“Dirge Without Music” by Edna St. Vincent Millay

Edna St. Vincent Millay expresses her struggle to accept mortality in her poem “Dirge Without Music”

couple standing in a field on a mountain

Edna St. Vincent Millay is no stranger to us at SevenPonds. While death remains a constant theme in many of her poems, her relationship with death oscillates between acceptance and repulsion—making her treatment of the subject utterly relatable. A woman of two minds about her own mortality, she was, like so many of us, incredibly interested in exploring the ever-changing tides of her thoughts on the topic. Nowhere is this indecision better illustrated than in her poem “Dirge Without Music”.

A literal oxymoron, the title describes the poem as a funeral song with no song to speak of. It epitomizes the contrast related throughout the rest of the poem. The opening lines immediately emphasize this divide as she writes, “I am not resigned to the shutting away of loving hearts in the hard ground. / So it is, and so it will be, for so it has been, time out of mind” (1-2). In her first line, and all subsequent lines, she constantly reaffirms her unwillingness to accept the finality of death by using a first person narrator. However, she then admits in the second line that her nonacceptance does nothing to change the course of time and the presence of death.

While her disavowal in the first stanza is betrayed by her words on time’s inevitability, in the second stanza this idea is reversed, and we see what it means for her to harbor her denial. The poet continues, “Lovers and thinkers, into the earth with you. / Be one with the dull, the indiscriminate dust. / A fragment of what you felt, of what you knew, / A formula, a phrase remains, but the best is lost” (5-8). Drawing on another contrast, she speaks of the interment of “lovers and thinkers’ in the same breath used to tell us that their intellectual remains are a “fragment” that cannot be buried in the ground with their remains.

Photograph of Edna St. Vincent Millay

Credit: Wikipedia

We are brought full circle in the third stanza where she writes, “The answers quick and keen, the honest look, the laughter, the love, / They are gone. They are gone to feed the roses”(9-10). Unlike the last stanza, here she tells us that love and laughter are indeed buried and dispersed to give life to the earth.

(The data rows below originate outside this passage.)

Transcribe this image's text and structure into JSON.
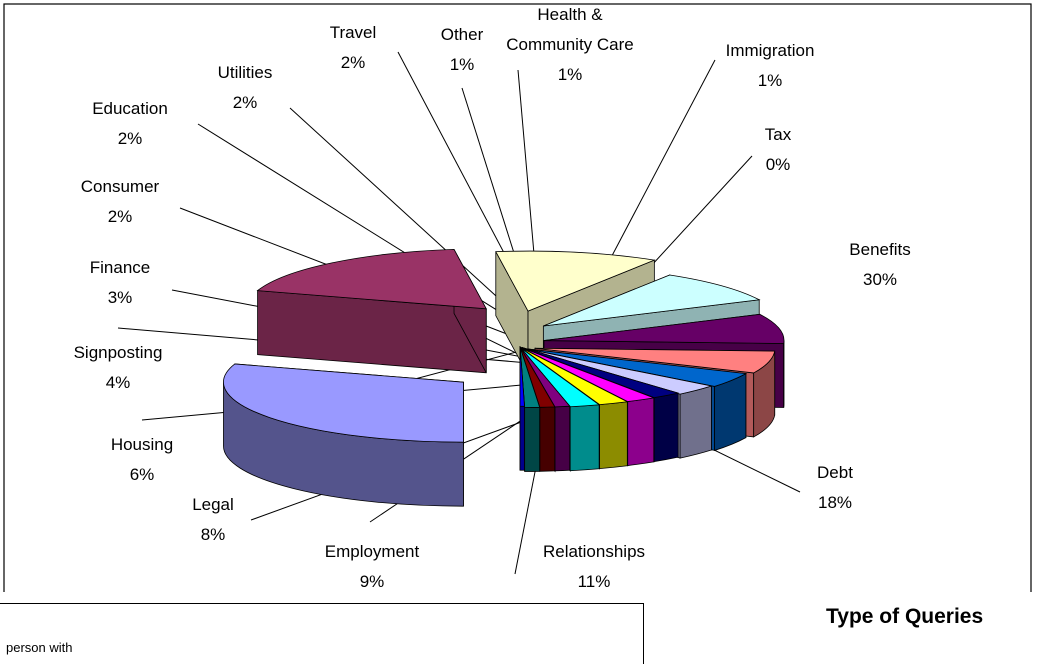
{
  "heading": "Type of Queries",
  "fragment_text": "person with",
  "chart_data": {
    "type": "pie",
    "style": "3d-exploded",
    "title": "",
    "label_position": "outside with leader lines",
    "slices": [
      {
        "label": "Benefits",
        "pct_text": "30%",
        "value": 30,
        "color": "#9999FF"
      },
      {
        "label": "Debt",
        "pct_text": "18%",
        "value": 18,
        "color": "#993366"
      },
      {
        "label": "Relationships",
        "pct_text": "11%",
        "value": 11,
        "color": "#FFFFCC"
      },
      {
        "label": "Employment",
        "pct_text": "9%",
        "value": 9,
        "color": "#CCFFFF"
      },
      {
        "label": "Legal",
        "pct_text": "8%",
        "value": 8,
        "color": "#660066"
      },
      {
        "label": "Housing",
        "pct_text": "6%",
        "value": 6,
        "color": "#FF8080"
      },
      {
        "label": "Signposting",
        "pct_text": "4%",
        "value": 4,
        "color": "#0066CC"
      },
      {
        "label": "Finance",
        "pct_text": "3%",
        "value": 3,
        "color": "#CCCCFF"
      },
      {
        "label": "Consumer",
        "pct_text": "2%",
        "value": 2,
        "color": "#000080"
      },
      {
        "label": "Education",
        "pct_text": "2%",
        "value": 2,
        "color": "#FF00FF"
      },
      {
        "label": "Utilities",
        "pct_text": "2%",
        "value": 2,
        "color": "#FFFF00"
      },
      {
        "label": "Travel",
        "pct_text": "2%",
        "value": 2,
        "color": "#00FFFF"
      },
      {
        "label": "Other",
        "pct_text": "1%",
        "value": 1,
        "color": "#800080"
      },
      {
        "label": "Health & Community Care",
        "pct_text": "1%",
        "value": 1,
        "color": "#800000"
      },
      {
        "label": "Immigration",
        "pct_text": "1%",
        "value": 1,
        "color": "#008080"
      },
      {
        "label": "Tax",
        "pct_text": "0%",
        "value": 0.3,
        "color": "#0000FF"
      }
    ]
  }
}
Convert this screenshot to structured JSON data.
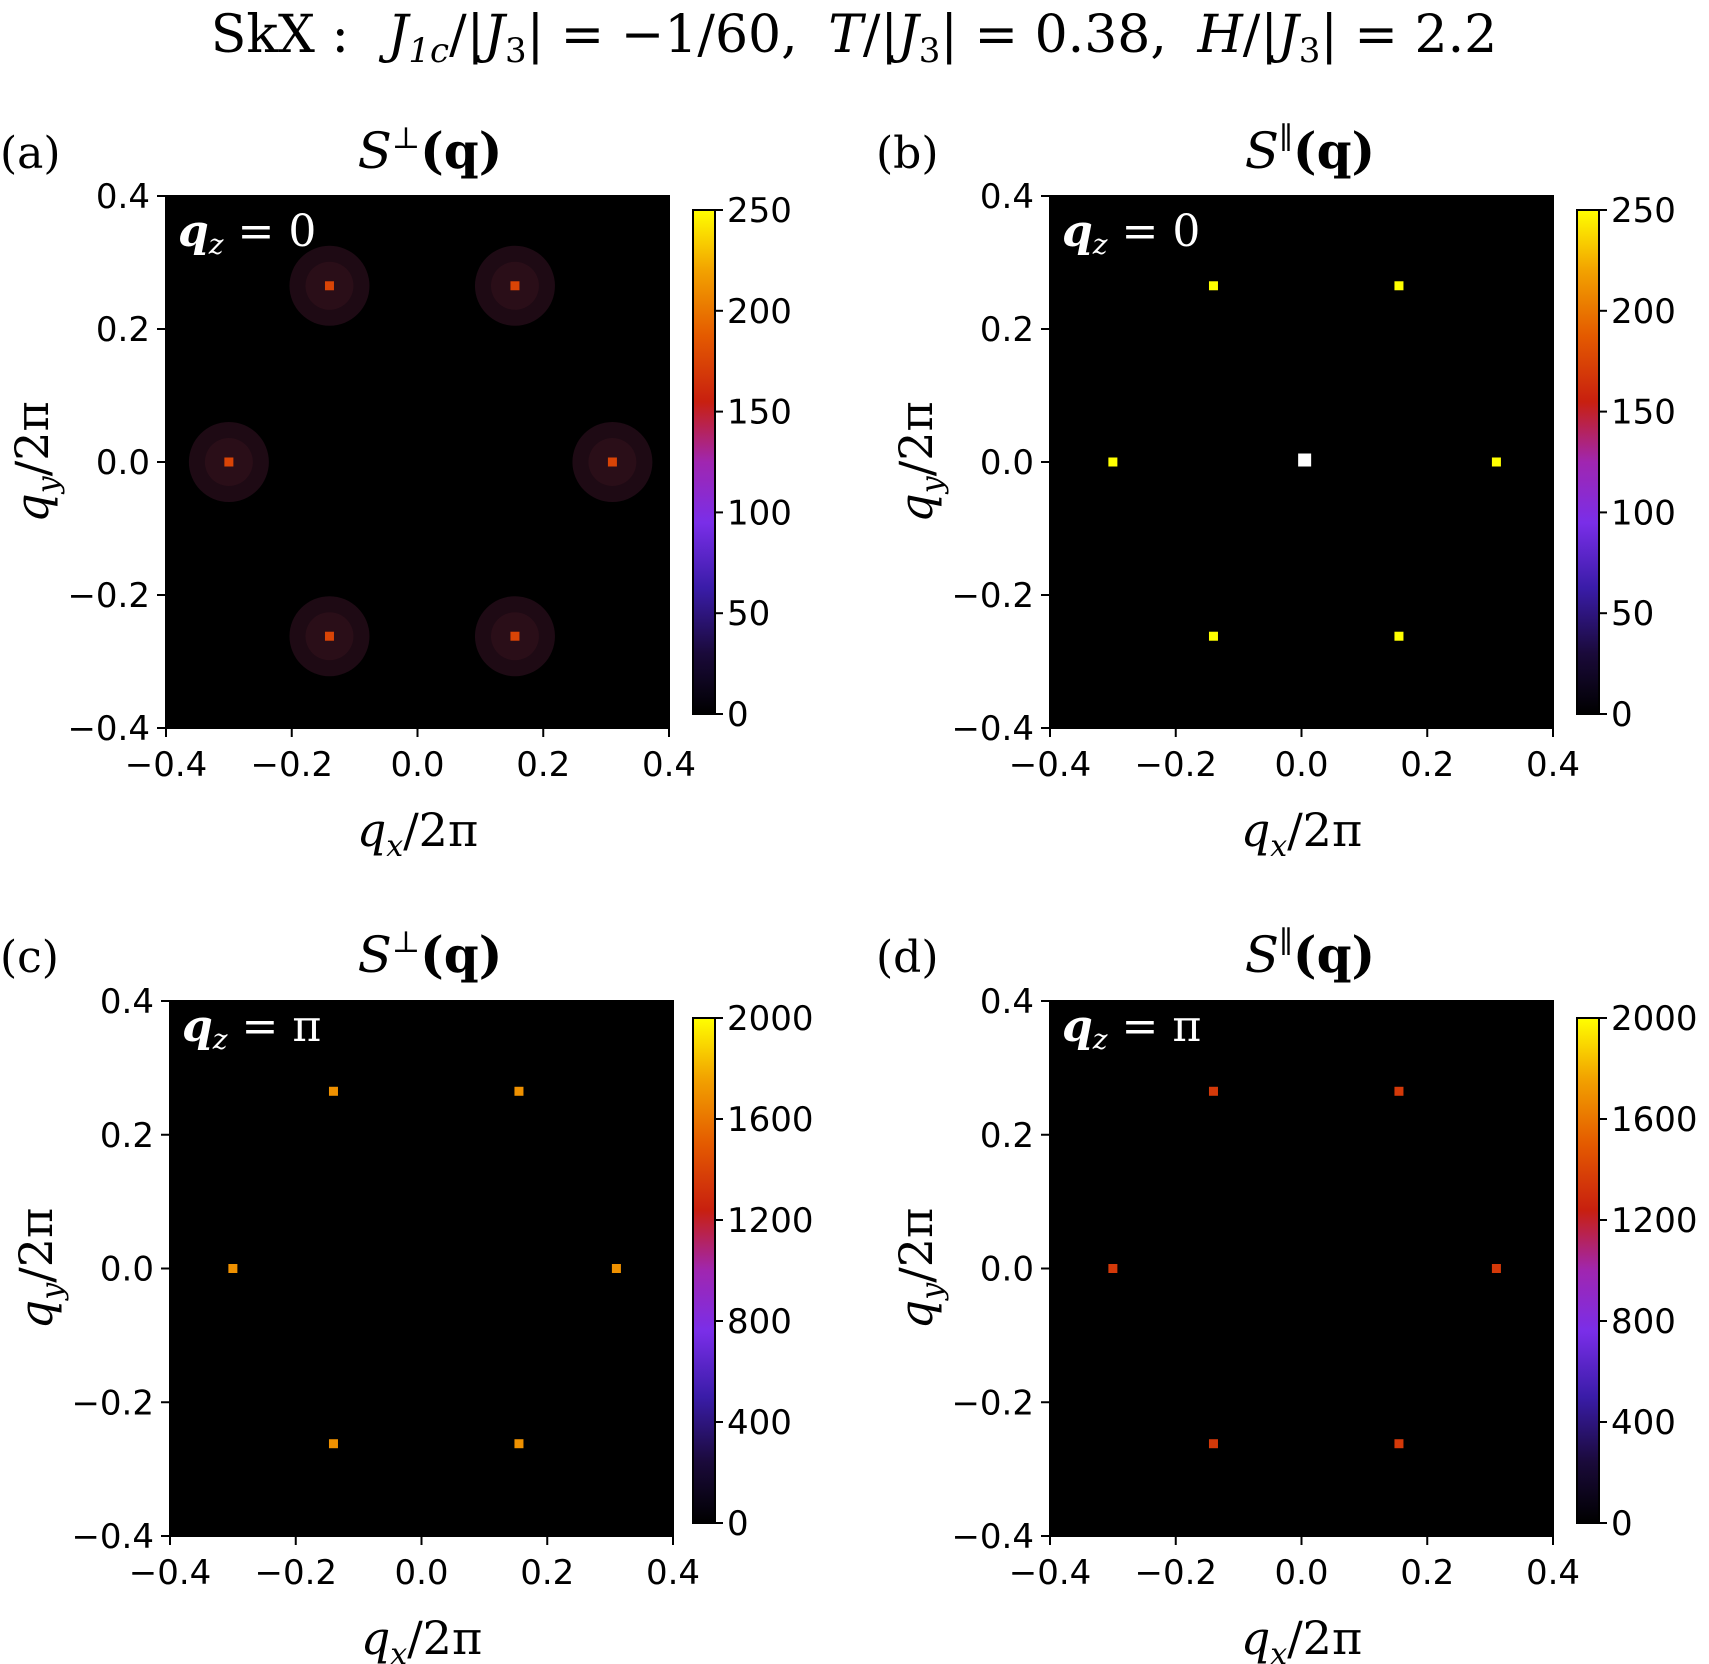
{
  "figure_title": "SkX :  J1c/|J3| = −1/60,  T/|J3| = 0.38,  H/|J3| = 2.2",
  "title_parts": {
    "prefix": "SkX :",
    "j_sym": "J",
    "j_sub": "1c",
    "j3_sym": "J",
    "j3_sub": "3",
    "eq1": "= −1/60,",
    "t_sym": "T",
    "eq2": "= 0.38,",
    "h_sym": "H",
    "eq3": "= 2.2"
  },
  "axis_labels": {
    "x_main": "q",
    "x_sub": "x",
    "x_rest": "/2π",
    "y_main": "q",
    "y_sub": "y",
    "y_rest": "/2π"
  },
  "colors": {
    "background": "#000000",
    "colormap": "gnuplot2-like (black → purple → red → orange → yellow)",
    "center_peak": "#ffffff"
  },
  "chart_data": [
    {
      "type": "heatmap",
      "panel_label": "(a)",
      "title_sym": "S",
      "title_sup": "⊥",
      "title_arg": "(q)",
      "annotation_main": "q",
      "annotation_sub": "z",
      "annotation_rest": "= 0",
      "xlim": [
        -0.4,
        0.4
      ],
      "ylim": [
        -0.4,
        0.4
      ],
      "xticks": [
        "−0.4",
        "−0.2",
        "0.0",
        "0.2",
        "0.4"
      ],
      "yticks": [
        "−0.4",
        "−0.2",
        "0.0",
        "0.2",
        "0.4"
      ],
      "colorbar_range": [
        0,
        250
      ],
      "colorbar_ticks": [
        "0",
        "50",
        "100",
        "150",
        "200",
        "250"
      ],
      "peaks": [
        {
          "qx": -0.14,
          "qy": 0.265,
          "value": 175,
          "halo": true
        },
        {
          "qx": 0.155,
          "qy": 0.265,
          "value": 175,
          "halo": true
        },
        {
          "qx": -0.3,
          "qy": 0.0,
          "value": 175,
          "halo": true
        },
        {
          "qx": 0.31,
          "qy": 0.0,
          "value": 175,
          "halo": true
        },
        {
          "qx": -0.14,
          "qy": -0.262,
          "value": 175,
          "halo": true
        },
        {
          "qx": 0.155,
          "qy": -0.262,
          "value": 175,
          "halo": true
        }
      ]
    },
    {
      "type": "heatmap",
      "panel_label": "(b)",
      "title_sym": "S",
      "title_sup": "∥",
      "title_arg": "(q)",
      "annotation_main": "q",
      "annotation_sub": "z",
      "annotation_rest": "= 0",
      "xlim": [
        -0.4,
        0.4
      ],
      "ylim": [
        -0.4,
        0.4
      ],
      "xticks": [
        "−0.4",
        "−0.2",
        "0.0",
        "0.2",
        "0.4"
      ],
      "yticks": [
        "−0.4",
        "−0.2",
        "0.0",
        "0.2",
        "0.4"
      ],
      "colorbar_range": [
        0,
        250
      ],
      "colorbar_ticks": [
        "0",
        "50",
        "100",
        "150",
        "200",
        "250"
      ],
      "peaks": [
        {
          "qx": -0.14,
          "qy": 0.265,
          "value": 250,
          "halo": false
        },
        {
          "qx": 0.155,
          "qy": 0.265,
          "value": 250,
          "halo": false
        },
        {
          "qx": -0.3,
          "qy": 0.0,
          "value": 250,
          "halo": false
        },
        {
          "qx": 0.31,
          "qy": 0.0,
          "value": 250,
          "halo": false
        },
        {
          "qx": -0.14,
          "qy": -0.262,
          "value": 250,
          "halo": false
        },
        {
          "qx": 0.155,
          "qy": -0.262,
          "value": 250,
          "halo": false
        },
        {
          "qx": 0.005,
          "qy": 0.003,
          "value": 300,
          "halo": false,
          "center": true
        }
      ]
    },
    {
      "type": "heatmap",
      "panel_label": "(c)",
      "title_sym": "S",
      "title_sup": "⊥",
      "title_arg": "(q)",
      "annotation_main": "q",
      "annotation_sub": "z",
      "annotation_rest": "= π",
      "xlim": [
        -0.4,
        0.4
      ],
      "ylim": [
        -0.4,
        0.4
      ],
      "xticks": [
        "−0.4",
        "−0.2",
        "0.0",
        "0.2",
        "0.4"
      ],
      "yticks": [
        "−0.4",
        "−0.2",
        "0.0",
        "0.2",
        "0.4"
      ],
      "colorbar_range": [
        0,
        2000
      ],
      "colorbar_ticks": [
        "0",
        "400",
        "800",
        "1200",
        "1600",
        "2000"
      ],
      "peaks": [
        {
          "qx": -0.14,
          "qy": 0.265,
          "value": 1700,
          "halo": false
        },
        {
          "qx": 0.155,
          "qy": 0.265,
          "value": 1700,
          "halo": false
        },
        {
          "qx": -0.3,
          "qy": 0.0,
          "value": 1700,
          "halo": false
        },
        {
          "qx": 0.31,
          "qy": 0.0,
          "value": 1700,
          "halo": false
        },
        {
          "qx": -0.14,
          "qy": -0.262,
          "value": 1700,
          "halo": false
        },
        {
          "qx": 0.155,
          "qy": -0.262,
          "value": 1700,
          "halo": false
        }
      ]
    },
    {
      "type": "heatmap",
      "panel_label": "(d)",
      "title_sym": "S",
      "title_sup": "∥",
      "title_arg": "(q)",
      "annotation_main": "q",
      "annotation_sub": "z",
      "annotation_rest": "= π",
      "xlim": [
        -0.4,
        0.4
      ],
      "ylim": [
        -0.4,
        0.4
      ],
      "xticks": [
        "−0.4",
        "−0.2",
        "0.0",
        "0.2",
        "0.4"
      ],
      "yticks": [
        "−0.4",
        "−0.2",
        "0.0",
        "0.2",
        "0.4"
      ],
      "colorbar_range": [
        0,
        2000
      ],
      "colorbar_ticks": [
        "0",
        "400",
        "800",
        "1200",
        "1600",
        "2000"
      ],
      "peaks": [
        {
          "qx": -0.14,
          "qy": 0.265,
          "value": 1350,
          "halo": false
        },
        {
          "qx": 0.155,
          "qy": 0.265,
          "value": 1350,
          "halo": false
        },
        {
          "qx": -0.3,
          "qy": 0.0,
          "value": 1350,
          "halo": false
        },
        {
          "qx": 0.31,
          "qy": 0.0,
          "value": 1350,
          "halo": false
        },
        {
          "qx": -0.14,
          "qy": -0.262,
          "value": 1350,
          "halo": false
        },
        {
          "qx": 0.155,
          "qy": -0.262,
          "value": 1350,
          "halo": false
        }
      ]
    }
  ]
}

Her poem concludes the way it begins as she tells us once more, “I am not resigned”(16). Just as the poet is not resigned to death, likewise no resolution within the heart of the poem reveals what ideology of grief she prefers. This inconclusiveness reflects our own hearts and thoughts in times of grief. Our emotions are often fickle and vast. We can either settle on one or choose to express several. Whatever our choice, we can use it only to help ourselves grow in the future by coping with the aftermath of the past.